言葉の正しい意味を探るのは難しいのでそこら辺は適当だ。



天敵はなぜ天に敵と書くのだろうか。

天から現れる敵ということであるならば、今回のことは実に天敵たりうる事態だ。



10日程前から実家に帰省している。

一昨日は母の検査で県の大学付属病院まで行く用事があり、私もそれに便乗することになっていた。

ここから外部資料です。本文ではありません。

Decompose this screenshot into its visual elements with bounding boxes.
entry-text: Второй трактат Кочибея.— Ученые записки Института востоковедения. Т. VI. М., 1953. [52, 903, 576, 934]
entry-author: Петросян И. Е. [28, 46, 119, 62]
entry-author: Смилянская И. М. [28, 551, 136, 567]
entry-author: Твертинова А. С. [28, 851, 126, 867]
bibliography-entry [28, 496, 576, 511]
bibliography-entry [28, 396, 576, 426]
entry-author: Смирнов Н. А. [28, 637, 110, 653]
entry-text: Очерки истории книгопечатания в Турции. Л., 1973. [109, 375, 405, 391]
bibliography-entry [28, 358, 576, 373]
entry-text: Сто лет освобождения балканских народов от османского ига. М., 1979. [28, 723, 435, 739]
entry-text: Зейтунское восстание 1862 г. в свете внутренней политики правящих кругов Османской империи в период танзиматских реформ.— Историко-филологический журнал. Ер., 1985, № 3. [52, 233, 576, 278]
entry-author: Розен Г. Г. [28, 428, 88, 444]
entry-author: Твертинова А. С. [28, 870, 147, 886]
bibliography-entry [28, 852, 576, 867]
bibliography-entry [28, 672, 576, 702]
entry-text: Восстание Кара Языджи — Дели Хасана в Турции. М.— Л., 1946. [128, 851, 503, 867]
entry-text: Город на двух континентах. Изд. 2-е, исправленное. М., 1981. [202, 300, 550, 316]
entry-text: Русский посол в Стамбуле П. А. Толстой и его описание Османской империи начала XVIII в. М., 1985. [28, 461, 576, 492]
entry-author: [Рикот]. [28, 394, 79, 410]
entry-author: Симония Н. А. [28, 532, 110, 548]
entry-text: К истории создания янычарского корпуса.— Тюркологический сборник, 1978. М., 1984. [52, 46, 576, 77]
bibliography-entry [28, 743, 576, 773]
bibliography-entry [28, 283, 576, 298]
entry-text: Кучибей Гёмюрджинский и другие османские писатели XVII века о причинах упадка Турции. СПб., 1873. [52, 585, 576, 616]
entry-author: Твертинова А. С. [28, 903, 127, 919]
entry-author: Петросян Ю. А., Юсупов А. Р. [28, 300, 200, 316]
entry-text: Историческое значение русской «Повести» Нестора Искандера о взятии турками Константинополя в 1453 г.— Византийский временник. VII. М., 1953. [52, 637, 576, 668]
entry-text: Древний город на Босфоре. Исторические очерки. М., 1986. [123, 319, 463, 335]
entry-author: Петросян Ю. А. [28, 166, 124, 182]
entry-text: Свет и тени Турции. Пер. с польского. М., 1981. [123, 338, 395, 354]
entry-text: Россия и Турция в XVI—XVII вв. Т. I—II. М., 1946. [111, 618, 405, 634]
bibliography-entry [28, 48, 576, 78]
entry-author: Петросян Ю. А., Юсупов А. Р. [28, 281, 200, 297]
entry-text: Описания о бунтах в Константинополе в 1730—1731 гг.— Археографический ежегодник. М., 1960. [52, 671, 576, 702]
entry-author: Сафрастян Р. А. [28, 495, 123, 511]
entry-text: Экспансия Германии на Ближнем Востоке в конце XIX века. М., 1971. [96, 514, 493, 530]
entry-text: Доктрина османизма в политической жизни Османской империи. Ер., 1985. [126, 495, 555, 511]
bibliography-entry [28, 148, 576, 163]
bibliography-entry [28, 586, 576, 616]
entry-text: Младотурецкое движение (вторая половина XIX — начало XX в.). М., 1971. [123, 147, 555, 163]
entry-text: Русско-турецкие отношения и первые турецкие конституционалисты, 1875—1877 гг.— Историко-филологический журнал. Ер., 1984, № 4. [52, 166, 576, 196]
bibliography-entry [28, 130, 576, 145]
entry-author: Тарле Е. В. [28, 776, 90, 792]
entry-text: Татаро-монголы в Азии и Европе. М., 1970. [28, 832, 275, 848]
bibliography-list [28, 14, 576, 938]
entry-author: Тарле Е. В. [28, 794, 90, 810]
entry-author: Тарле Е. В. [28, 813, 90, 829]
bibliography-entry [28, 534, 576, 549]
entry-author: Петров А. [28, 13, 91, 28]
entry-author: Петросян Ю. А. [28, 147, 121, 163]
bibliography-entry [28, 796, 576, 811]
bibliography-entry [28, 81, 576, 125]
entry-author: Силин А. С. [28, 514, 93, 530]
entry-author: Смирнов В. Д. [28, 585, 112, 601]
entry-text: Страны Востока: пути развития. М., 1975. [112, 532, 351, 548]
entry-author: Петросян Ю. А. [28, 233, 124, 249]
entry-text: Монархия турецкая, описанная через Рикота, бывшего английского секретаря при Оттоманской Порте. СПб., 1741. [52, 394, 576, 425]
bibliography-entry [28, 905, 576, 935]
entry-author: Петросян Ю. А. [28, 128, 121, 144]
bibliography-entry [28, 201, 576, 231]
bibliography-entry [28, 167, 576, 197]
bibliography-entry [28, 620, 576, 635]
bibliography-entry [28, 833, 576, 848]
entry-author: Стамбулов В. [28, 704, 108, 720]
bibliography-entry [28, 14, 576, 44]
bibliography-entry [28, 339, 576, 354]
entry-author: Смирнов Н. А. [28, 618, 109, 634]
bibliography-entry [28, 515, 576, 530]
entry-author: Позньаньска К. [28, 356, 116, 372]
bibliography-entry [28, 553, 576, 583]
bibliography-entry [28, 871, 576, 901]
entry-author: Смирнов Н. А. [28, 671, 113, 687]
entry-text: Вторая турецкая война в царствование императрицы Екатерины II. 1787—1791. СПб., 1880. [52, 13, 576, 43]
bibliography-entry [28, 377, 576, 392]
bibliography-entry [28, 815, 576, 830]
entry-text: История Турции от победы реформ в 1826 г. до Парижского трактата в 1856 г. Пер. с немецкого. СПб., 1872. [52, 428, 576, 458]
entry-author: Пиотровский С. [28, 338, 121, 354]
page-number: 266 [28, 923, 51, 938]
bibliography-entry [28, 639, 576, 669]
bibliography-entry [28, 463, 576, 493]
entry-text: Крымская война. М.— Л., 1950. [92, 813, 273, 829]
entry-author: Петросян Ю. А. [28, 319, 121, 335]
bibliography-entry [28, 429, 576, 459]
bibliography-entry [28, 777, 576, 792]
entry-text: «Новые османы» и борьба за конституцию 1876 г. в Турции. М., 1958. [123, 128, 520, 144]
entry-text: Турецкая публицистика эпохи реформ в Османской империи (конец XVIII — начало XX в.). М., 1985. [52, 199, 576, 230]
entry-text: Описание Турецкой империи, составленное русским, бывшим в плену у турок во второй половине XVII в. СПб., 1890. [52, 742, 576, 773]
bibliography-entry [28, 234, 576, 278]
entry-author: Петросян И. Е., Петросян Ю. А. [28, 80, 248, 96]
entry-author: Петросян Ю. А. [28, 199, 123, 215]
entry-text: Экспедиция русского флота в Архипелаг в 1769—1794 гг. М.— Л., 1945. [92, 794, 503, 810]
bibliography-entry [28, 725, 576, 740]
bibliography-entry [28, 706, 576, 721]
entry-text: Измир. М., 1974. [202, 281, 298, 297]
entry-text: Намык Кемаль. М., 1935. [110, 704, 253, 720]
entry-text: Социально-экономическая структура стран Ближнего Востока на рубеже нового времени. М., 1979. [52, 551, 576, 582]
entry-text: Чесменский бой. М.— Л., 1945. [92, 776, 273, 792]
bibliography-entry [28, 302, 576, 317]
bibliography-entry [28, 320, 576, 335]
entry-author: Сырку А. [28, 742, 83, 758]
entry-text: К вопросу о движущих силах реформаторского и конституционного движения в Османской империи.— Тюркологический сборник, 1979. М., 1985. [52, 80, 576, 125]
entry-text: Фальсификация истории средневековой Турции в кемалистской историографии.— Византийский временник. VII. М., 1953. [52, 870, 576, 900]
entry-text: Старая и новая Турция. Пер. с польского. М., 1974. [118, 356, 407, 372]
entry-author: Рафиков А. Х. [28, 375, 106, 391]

午前11時半過ぎに家を出て車庫まで歩いていたのだが、途中の建物の側で少しだけぼけっと立ち止まっていた。

すると目の前を一瞬小さな黒い陰が通り過ぎた。

その時である、頭に激痛が走った。

わけが分からないまま「いててててて」と地面にへたり込む。

それに気づいた母がわめきながら私の頭めがけて鞄を振り落とした。



キイロスズメバチだ。

あまりの衝撃的な痛さに体がびっくりしたのか涙が止まらない。

頭を剣山で殴られたあとぐりぐり押し付けられているかのような凄まじい痛さである。

それでいて皮膚をこれでもかというくらいに引っ張られているような頭皮の突っ張り感。

もうなにがなんだか。



父は「そんなもん大丈夫やわい」と言うし、近くの寺の和尚さんは「それは痛いわ」と言いながら笑っている。

凄く遠い場所から声をかけられているような気分だ。



頭が朦朧とし耳や首まで麻痺してきた時にはさすがにこれはまずいと思った。

アナフィラキシーショックという言葉が頭をよぎる。

症状が現れると最悪の場合死に至ることもあるという。



しかし周りの楽天的な大人に後押しされる形で都市部行きの車に乗ってしまった。

車に乗っている間も頭を動かすことができない。

あぁ自然界はなんて理不尽なんだと頭の中で文句を垂れる。

キイロスズメバチは私の長い黒髪を何かと勘違いしたのだろう。



40分後、いろんな不安をよそにだんだん頭の痛みが和らいできた。

あれ、なんか大丈夫かも。

不謹慎だけど少し残念な気もした。

その後は頭痛くらいの痛みが夜まで続いた。

楽天的と思われた大人達には長い田舎暮らしで積んだ経験と根拠があるのだな。



キイロスズメバチからすれば天敵から身を守るための防衛行動だったのだ。

私は一日の痛みと数日の腫れに耐えるだけですむけれど、巣を守ろうとしたキイロスズメバチは鞄の一撃で死んでしまった。

今まではキイロスズメバチを見ても何も思わなかったが、これからは頭だけは隠そうと思う。

共生するためには相手への配慮も大切なのかもしれない。

次はアナフィラキシーの恐れがあるからそんな悠長なことも言えないだろうけどね。